Bundan 15 sene önceye kadar klüplerimizde ki yöneticilerin hepsi parası olan, klüp üyeleri tarafından tanınan, başka bir özellik aranmayan insanlardı. Günümüzde bu durum 4 büyük klüp harici hiç değişiklik göstermedi. 4 büyük klübümüzde de çok değiştiği söylenemez esasında. Futbol olarak önümüzde ki İtalya, İngiltere, İspanya, Fransa ve Almanya gibi ülkelerde profesyonellik klüplerin her kademesine çok uzun süre önce girdi. Türk futbolunun 6'ıncılık için mücadele ettiği Portekiz, Rusya, Hollanda ve Yunanistan gibi ülkelerden, profesyonellik adımını tamamlayan bir tek Hollanda oldu. Bizim bu ülkeleri yakalayabilmemiz içinde gerekli adımları atmamız gerekiyor. Artık kafamızda ki "profesyonellik" kalıbını sadece futbolculara yüklemeyi bitirip, esas profesyonelliğin yönetimlerde olması gerektiğini anlamalıyız. Nasıl futbolcu altyapısı veya eğitimi oluyorsa, aynı şekilde yönetici eğitimi de olması gerekiyor.
Klüp içinde yöneticilerin, özellikle başkanların ayrı bir yeri olması gerekiyor. Yöneticilerin ve teknik direktörlerin sevilen bir okul müdürü gibi olmaları, sporcuların onlara "Adnan Abi, Yıldırım Abi" diye hitap etmemesi lazım. Tabii disiplin sağlayalım diye hiç kimsenin yüzüne bakmayan, kendisini tanımayan Hüseyin Beşok gibi bir basketbolcuyu bile takımdan sürmeye çalışan yöneticilerden de olunmaması gerekiyor. Yani işin özü arkadaş olmak değil arkadaşça davranmaktan geçiyor.

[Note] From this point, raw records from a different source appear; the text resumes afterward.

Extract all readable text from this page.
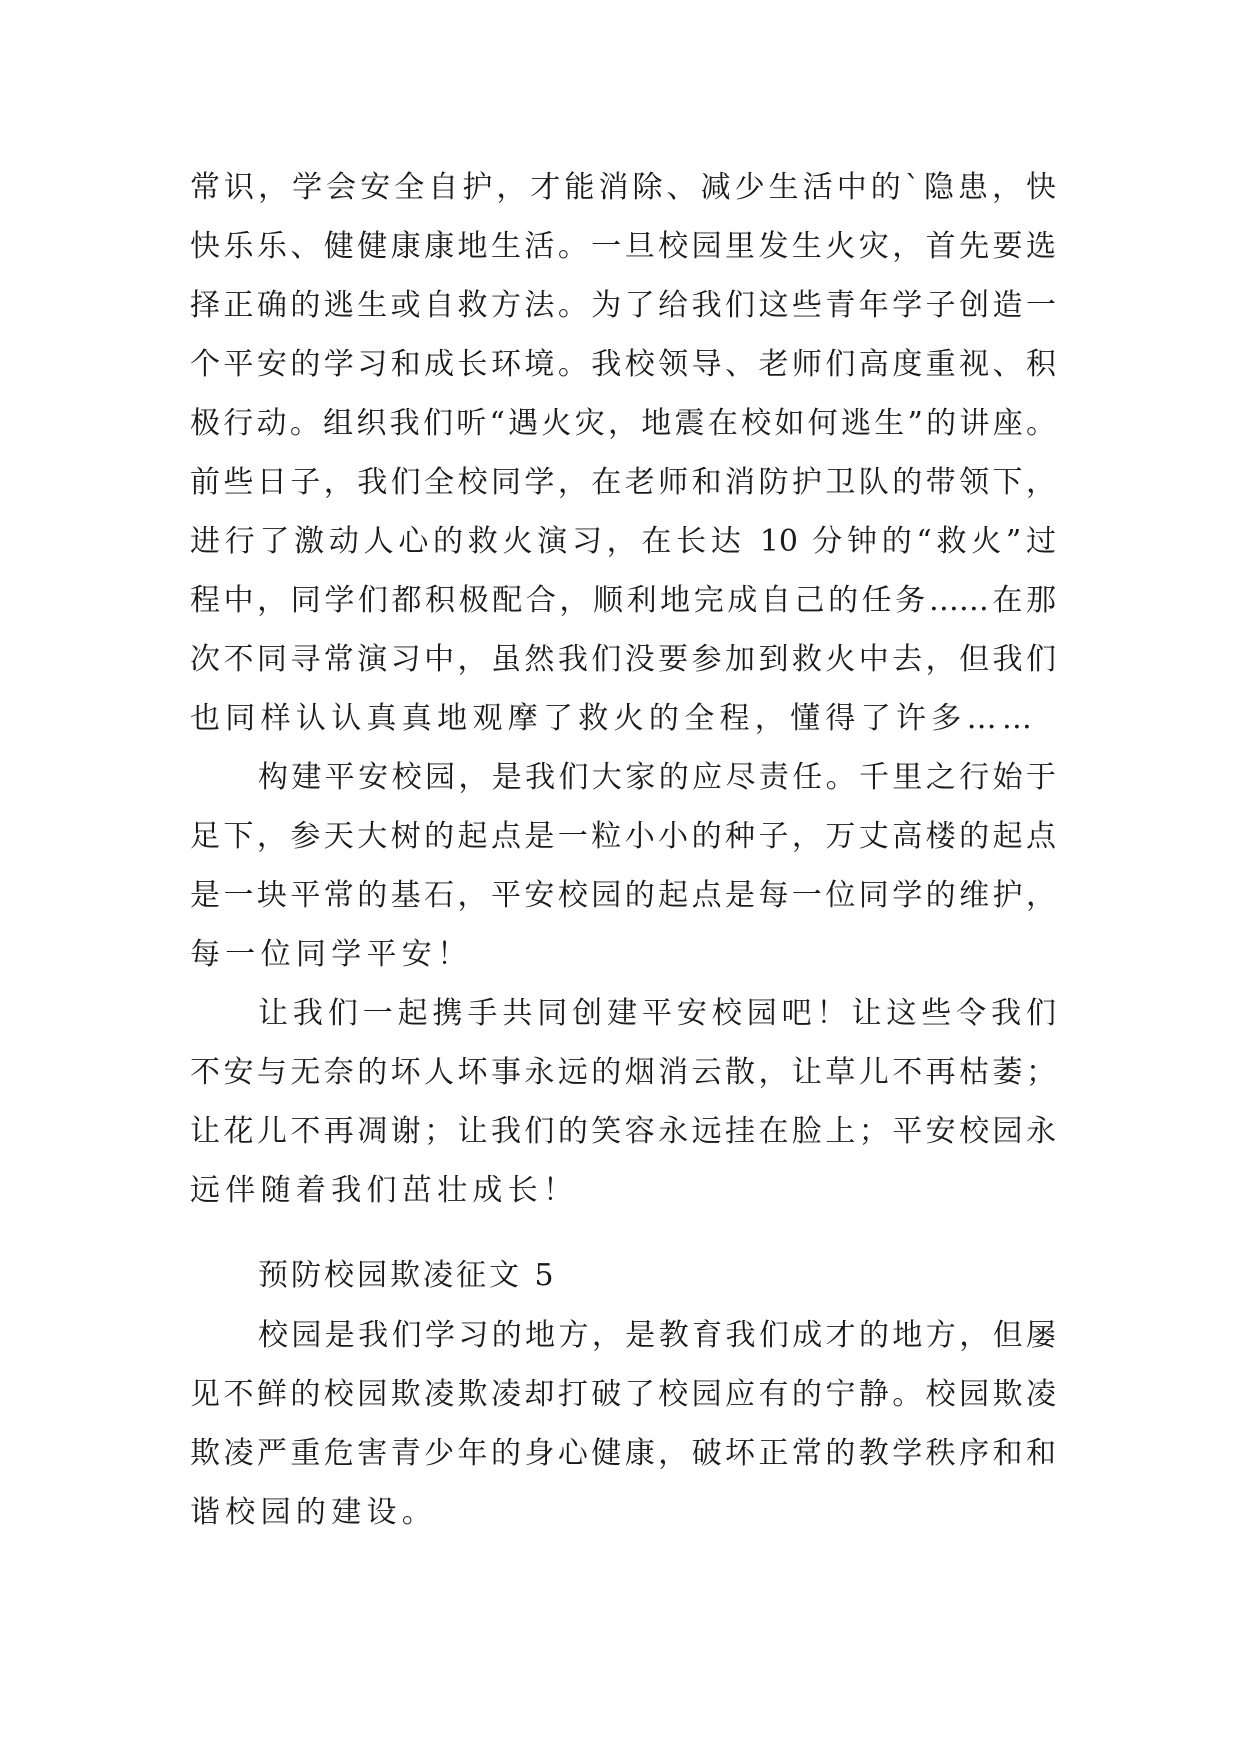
常识，学会安全自护，才能消除、减少生活中的`隐患，快
快乐乐、健健康康地生活。一旦校园里发生火灾，首先要选
择正确的逃生或自救方法。为了给我们这些青年学子创造一
个平安的学习和成长环境。我校领导、老师们高度重视、积
极行动。组织我们听“遇火灾，地震在校如何逃生”的讲座。
前些日子，我们全校同学，在老师和消防护卫队的带领下，
进行了激动人心的救火演习，在长达 10 分钟的“救火”过
程中，同学们都积极配合，顺利地完成自己的任务……在那
次不同寻常演习中，虽然我们没要参加到救火中去，但我们
也同样认认真真地观摩了救火的全程，懂得了许多……
构建平安校园，是我们大家的应尽责任。千里之行始于
足下，参天大树的起点是一粒小小的种子，万丈高楼的起点
是一块平常的基石，平安校园的起点是每一位同学的维护，
每一位同学平安！
让我们一起携手共同创建平安校园吧！让这些令我们
不安与无奈的坏人坏事永远的烟消云散，让草儿不再枯萎；
让花儿不再凋谢；让我们的笑容永远挂在脸上；平安校园永
远伴随着我们茁壮成长！
预防校园欺凌征文 5
校园是我们学习的地方，是教育我们成才的地方，但屡
见不鲜的校园欺凌欺凌却打破了校园应有的宁静。校园欺凌
欺凌严重危害青少年的身心健康，破坏正常的教学秩序和和
谐校园的建设。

Futbolcuları artık sadece futbol yönünden geliştirme devri -ki biz kendi ülkemizde hala onu bile yapamıyoruz- çoktan kapandı. Örneğin Bayern Münih teknik direktörü Jurgen Klinsmann, yabancı oyuncularına almanca, Alman futbolculara ise ingilizce dersi aldırıyor. Toplu sinema tiyatro organizasyonları düzenleniyor. 100 yıllık çınar denilen klüplerimizin formasını giyen sporcularında sizce kültürel yönden kendileri bir üst seviyeye çıkarmaları, sporcuların klüplerinin tarihlerine uygun hareket etmesi gerekmiyormu?Galatasaray yönetiminde, Türkiye reklam dünyasının en önde gelen isimleri bulunmakta. Şu an Türkiye'nin futbol alanında ki tek yıldızı, avrupanın önemli klüplerinde oynama kapasitesi olan tek futbolcusu Arda Turan için, iyi bir reklam politikası gerekmiyormu? Dış görünüşü ve karakteri insanı biryere kadar getirebilir. Önemli olan, bunları insanlara gösterme ve satma biçimidir. Arda Turan'ı bir sürü televizyon kamerasıyla hayır kurumlarına göndermek, çocuk organizasyonlarına götürmek, giydiği kıyafetlerden gittiği mekanlara hatta kız arkadaşlarının hayat tarzına karışmak, Arda Turan ürün satışlarına ve Galatasaray isminin daha çok konuşulmasına yarar sağlamaz mı? Daha kaç sporcuyu "Türkü Baba" tarzı alaturka takma adlar takarak topluma sunacağız, daha kaç futbolcunun üçüncü sınıf mankenlerle, dansözlerle medya önüne gelmelerine izin vereceğiz? Yönetimler kendi takımlarında ki oyuncuların geleceklerini ne düzeyde olduğunu bilmediğimiz menajerlerin eline bırakmamalıdırlar.Klüplerin önceki yıllarda kazandığı şampiyonluklar, tarihlerindeki başarılar taraftarını, sevenlerini gururlandırır. Ama o klübü daha ileri taşıyacak, yeni taraftarlar kazandıracak olan, o klübün yönetiliş tarzı ve futbolcularının hem futbolculuk hem de hayat tarzlarında ki kalite olacaktır.